The battle swirled back and forth across the plain all morning and the wizards manned the copse like a fortress. When the last of their useful magic was spent, they took to the treetops and hid there.
The two sides were evenly matched in number, and the Plenimarans were a formidable foe. Three times Iya saw Tobin’s banner falter and three times it was taken up again. Helpless to do anything but Watch, Iya clung to the rough trunk and prayed that the Lightbearer would not let so much pain and sacrifice be lost here in sight of the city.
As if in answer to her plea, a huge body of horsemen appeared from the north just as the sun passed noon.
“It’s Colath!” someone cried out.
“A thousand at least!” someone else shouted, and a ragged cheer went up.
The forces of Colath struck on the Plenimarans’ left flank, and the enemy line faltered, then broke. Tobin’s cavalry fell on them like a pack of wolves. The Plenimaran standards fell, and what followed was a massacre.
T
he rout drove the few survivors back to the city. Tobin led her army straight on for the northern wall.

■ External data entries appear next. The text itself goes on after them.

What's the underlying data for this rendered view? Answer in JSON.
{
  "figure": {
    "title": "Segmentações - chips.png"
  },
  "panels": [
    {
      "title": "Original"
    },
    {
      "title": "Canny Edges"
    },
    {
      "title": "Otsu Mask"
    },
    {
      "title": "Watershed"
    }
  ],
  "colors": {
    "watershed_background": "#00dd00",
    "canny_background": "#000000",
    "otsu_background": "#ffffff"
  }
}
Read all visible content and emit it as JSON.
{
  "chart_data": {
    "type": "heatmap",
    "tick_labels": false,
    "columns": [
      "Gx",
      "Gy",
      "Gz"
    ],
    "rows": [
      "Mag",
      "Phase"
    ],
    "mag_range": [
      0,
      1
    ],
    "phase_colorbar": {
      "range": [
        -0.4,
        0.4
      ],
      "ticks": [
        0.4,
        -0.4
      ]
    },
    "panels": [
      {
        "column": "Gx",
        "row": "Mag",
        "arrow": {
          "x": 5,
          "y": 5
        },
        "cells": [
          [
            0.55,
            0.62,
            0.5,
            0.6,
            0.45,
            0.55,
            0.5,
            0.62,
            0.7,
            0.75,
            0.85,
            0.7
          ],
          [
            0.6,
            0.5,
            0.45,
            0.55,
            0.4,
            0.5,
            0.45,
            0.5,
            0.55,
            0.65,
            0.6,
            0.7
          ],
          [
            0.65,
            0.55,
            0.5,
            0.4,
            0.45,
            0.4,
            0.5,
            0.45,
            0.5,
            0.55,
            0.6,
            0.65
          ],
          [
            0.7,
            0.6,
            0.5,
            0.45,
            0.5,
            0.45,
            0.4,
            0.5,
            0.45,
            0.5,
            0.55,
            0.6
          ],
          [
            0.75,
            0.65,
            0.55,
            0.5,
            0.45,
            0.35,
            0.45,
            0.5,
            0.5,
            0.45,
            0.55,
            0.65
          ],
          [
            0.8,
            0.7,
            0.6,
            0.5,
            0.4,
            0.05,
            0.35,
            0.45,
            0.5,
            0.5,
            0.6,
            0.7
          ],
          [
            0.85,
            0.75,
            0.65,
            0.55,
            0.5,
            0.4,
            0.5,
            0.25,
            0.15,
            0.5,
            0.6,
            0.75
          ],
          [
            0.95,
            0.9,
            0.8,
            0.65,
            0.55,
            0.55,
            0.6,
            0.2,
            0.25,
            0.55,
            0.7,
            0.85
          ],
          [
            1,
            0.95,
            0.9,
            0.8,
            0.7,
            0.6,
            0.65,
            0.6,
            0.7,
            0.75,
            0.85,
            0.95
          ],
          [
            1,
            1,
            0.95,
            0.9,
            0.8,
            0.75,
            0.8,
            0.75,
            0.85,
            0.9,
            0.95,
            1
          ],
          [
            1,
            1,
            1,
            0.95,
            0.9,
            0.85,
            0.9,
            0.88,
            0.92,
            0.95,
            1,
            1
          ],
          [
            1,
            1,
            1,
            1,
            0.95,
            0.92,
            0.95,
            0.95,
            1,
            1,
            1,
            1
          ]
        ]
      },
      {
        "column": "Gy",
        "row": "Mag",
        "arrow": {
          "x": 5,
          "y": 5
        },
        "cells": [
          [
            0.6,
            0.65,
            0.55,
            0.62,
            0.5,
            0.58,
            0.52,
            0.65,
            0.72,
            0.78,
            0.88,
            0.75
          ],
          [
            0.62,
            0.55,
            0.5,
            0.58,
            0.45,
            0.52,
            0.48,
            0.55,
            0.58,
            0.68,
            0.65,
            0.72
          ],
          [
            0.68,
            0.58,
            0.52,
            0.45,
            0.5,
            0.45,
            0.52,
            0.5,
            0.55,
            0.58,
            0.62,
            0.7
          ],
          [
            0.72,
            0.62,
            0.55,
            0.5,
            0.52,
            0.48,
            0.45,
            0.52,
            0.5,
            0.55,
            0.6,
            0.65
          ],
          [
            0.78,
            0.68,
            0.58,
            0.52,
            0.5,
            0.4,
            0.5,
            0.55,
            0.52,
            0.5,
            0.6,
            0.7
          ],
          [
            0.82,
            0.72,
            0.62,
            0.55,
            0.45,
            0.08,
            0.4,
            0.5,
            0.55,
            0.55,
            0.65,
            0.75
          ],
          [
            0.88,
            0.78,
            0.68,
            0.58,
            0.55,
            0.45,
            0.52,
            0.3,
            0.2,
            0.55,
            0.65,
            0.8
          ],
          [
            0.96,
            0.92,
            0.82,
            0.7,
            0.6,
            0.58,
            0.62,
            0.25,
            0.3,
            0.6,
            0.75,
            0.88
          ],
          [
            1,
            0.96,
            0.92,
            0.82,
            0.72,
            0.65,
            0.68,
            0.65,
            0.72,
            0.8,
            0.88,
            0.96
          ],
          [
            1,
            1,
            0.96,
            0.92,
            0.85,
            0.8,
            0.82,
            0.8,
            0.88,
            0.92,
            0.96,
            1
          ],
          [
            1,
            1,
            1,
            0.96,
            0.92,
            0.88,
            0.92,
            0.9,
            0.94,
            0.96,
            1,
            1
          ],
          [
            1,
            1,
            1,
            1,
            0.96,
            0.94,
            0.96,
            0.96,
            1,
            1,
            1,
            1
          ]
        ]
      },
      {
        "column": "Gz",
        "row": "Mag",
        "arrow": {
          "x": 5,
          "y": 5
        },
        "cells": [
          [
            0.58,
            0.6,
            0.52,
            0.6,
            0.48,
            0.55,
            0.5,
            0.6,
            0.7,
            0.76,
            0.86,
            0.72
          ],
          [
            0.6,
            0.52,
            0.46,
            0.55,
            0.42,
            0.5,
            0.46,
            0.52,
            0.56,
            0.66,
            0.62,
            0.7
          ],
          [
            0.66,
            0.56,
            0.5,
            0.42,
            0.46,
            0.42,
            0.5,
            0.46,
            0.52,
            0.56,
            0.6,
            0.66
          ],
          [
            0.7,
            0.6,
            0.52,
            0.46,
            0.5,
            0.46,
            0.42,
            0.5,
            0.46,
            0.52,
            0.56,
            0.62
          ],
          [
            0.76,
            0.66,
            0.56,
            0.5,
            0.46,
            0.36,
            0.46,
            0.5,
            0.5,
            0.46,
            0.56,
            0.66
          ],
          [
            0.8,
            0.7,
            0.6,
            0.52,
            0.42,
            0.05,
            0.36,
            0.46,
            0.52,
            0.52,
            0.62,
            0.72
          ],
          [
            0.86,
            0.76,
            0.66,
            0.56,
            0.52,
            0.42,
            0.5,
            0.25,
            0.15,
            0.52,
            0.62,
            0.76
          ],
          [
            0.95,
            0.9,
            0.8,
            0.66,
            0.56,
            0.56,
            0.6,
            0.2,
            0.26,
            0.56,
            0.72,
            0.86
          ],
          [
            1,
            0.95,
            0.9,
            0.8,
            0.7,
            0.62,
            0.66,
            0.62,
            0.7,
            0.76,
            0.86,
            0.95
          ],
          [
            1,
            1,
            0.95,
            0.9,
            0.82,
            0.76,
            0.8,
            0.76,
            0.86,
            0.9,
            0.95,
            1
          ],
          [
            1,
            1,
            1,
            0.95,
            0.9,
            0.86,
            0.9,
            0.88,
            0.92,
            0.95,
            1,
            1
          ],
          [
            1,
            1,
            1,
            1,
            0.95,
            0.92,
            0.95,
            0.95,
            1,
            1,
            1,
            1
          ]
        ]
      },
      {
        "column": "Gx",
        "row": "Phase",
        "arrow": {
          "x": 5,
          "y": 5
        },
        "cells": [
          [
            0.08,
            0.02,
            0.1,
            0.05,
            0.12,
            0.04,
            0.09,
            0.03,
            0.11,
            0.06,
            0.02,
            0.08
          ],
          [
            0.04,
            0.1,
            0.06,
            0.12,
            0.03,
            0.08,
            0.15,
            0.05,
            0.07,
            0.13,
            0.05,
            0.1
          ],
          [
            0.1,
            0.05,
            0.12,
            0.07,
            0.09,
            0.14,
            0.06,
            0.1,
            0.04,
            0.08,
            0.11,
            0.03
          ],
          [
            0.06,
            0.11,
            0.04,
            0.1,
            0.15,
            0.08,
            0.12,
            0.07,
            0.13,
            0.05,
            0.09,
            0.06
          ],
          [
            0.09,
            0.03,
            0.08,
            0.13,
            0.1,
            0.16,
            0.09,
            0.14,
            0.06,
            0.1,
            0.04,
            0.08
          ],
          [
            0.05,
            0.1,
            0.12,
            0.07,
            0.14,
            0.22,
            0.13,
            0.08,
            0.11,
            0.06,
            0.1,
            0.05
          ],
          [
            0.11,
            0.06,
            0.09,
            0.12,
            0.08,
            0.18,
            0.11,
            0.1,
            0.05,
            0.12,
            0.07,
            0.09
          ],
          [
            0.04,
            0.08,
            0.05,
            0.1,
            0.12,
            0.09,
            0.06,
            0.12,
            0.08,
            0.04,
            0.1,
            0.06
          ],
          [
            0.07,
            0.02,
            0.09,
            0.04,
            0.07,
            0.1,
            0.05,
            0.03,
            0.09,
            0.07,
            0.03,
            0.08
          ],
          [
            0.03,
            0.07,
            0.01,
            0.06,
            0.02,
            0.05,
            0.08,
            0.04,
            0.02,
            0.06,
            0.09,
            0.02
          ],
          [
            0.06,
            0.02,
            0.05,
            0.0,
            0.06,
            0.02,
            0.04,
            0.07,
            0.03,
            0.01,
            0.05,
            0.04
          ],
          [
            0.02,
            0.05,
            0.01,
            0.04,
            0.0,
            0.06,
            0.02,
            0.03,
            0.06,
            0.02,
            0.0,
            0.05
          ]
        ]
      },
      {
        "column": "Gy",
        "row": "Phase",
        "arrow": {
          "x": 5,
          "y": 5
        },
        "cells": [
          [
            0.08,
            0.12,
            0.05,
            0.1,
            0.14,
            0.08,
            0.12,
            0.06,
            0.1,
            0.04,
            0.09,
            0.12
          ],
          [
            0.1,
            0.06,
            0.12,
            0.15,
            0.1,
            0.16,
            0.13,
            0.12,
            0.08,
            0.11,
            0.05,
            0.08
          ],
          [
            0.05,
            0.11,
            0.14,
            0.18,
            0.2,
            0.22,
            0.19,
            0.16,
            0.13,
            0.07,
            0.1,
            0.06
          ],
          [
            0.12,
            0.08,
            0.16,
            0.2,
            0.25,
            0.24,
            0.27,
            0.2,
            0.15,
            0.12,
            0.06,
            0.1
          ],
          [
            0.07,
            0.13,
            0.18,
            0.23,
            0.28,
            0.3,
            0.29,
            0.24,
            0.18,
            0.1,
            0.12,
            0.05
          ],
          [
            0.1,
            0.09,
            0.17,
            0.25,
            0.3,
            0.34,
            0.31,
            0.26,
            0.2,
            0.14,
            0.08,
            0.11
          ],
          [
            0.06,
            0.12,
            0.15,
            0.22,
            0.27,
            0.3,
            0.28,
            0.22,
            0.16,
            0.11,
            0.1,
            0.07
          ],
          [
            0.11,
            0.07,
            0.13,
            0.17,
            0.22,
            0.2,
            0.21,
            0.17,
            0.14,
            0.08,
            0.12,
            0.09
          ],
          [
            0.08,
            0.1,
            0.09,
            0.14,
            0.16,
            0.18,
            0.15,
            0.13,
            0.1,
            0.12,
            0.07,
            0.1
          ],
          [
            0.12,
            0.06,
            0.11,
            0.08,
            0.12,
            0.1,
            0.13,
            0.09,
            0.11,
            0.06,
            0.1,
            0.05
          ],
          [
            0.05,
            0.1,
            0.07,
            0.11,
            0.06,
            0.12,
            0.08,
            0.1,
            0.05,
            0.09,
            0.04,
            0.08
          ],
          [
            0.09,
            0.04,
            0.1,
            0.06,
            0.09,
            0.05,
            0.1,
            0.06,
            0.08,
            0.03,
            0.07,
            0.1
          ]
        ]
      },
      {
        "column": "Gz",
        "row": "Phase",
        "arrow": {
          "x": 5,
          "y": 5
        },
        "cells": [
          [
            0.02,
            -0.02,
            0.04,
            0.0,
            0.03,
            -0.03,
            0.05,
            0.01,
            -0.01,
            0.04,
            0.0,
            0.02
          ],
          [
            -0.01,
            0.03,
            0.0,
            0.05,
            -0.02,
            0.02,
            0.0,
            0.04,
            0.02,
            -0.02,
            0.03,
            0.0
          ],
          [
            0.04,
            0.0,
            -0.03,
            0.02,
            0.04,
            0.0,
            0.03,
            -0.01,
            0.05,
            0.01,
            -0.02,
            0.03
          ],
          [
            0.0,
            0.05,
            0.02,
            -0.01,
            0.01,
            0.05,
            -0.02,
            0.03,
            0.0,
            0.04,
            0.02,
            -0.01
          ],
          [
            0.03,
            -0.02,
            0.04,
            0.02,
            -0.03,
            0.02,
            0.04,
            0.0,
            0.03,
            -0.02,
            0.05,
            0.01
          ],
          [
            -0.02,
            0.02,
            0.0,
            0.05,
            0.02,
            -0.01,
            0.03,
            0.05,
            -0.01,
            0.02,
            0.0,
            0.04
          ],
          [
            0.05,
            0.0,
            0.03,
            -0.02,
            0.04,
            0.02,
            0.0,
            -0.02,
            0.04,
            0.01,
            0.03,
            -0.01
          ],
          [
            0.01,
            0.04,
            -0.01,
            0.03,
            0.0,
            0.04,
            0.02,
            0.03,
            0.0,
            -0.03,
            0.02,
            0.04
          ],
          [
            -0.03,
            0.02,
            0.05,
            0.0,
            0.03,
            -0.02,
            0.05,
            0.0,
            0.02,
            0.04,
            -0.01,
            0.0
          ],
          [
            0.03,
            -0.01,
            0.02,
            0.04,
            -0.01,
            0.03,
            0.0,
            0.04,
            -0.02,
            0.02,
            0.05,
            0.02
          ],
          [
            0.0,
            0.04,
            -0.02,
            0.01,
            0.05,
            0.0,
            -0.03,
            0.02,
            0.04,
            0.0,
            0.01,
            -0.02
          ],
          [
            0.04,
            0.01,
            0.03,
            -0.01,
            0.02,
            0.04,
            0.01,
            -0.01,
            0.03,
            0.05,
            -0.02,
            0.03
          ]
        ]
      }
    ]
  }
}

The Plenimaran defenders there were ready for them. They’d set stakes across the road and fortified the broken gates. Archers behind the stake line and along the walls sent a hail of arrows down on the Skalans as they charged.
For one awful moment Ki was afraid Tobin would keep right on going into the enemy line. She looked like a
demon herself, fierce and blood-soaked. But she stopped at last.
Oblivious to the shafts whining around them, she sat her horse and surveyed the gate ahead. Ki and Lynx rode to cover her. Behind them Tharin was shouting and swearing.
“Come on!” Ki shouted, catching two shafts with his shield.
Tobin cast a last glance at the gate, then wheeled her horse and brandished her sword, leading the way back out of range.
“Sakor-touched!” Ki hissed through his teeth, spurring after her.
They rode back a quarter mile or so and stopped to regroup. As Tobin conferred with Lord Kyman and Tharin, a grizzled lord and his escort rode up and hailed her. Ki recognized Jorvai and his eldest sons, but doubted they’d know him. He’d been a scrawny swineherd on Jorvai’s land when they’d last seen him.
Jorvai was the same hale old warrior he remembered. Recognizing Tobin by her surcoat, he dismounted and knelt to present his sword. “My prince! Will the Scion of Atyion accept the aid of Colath?”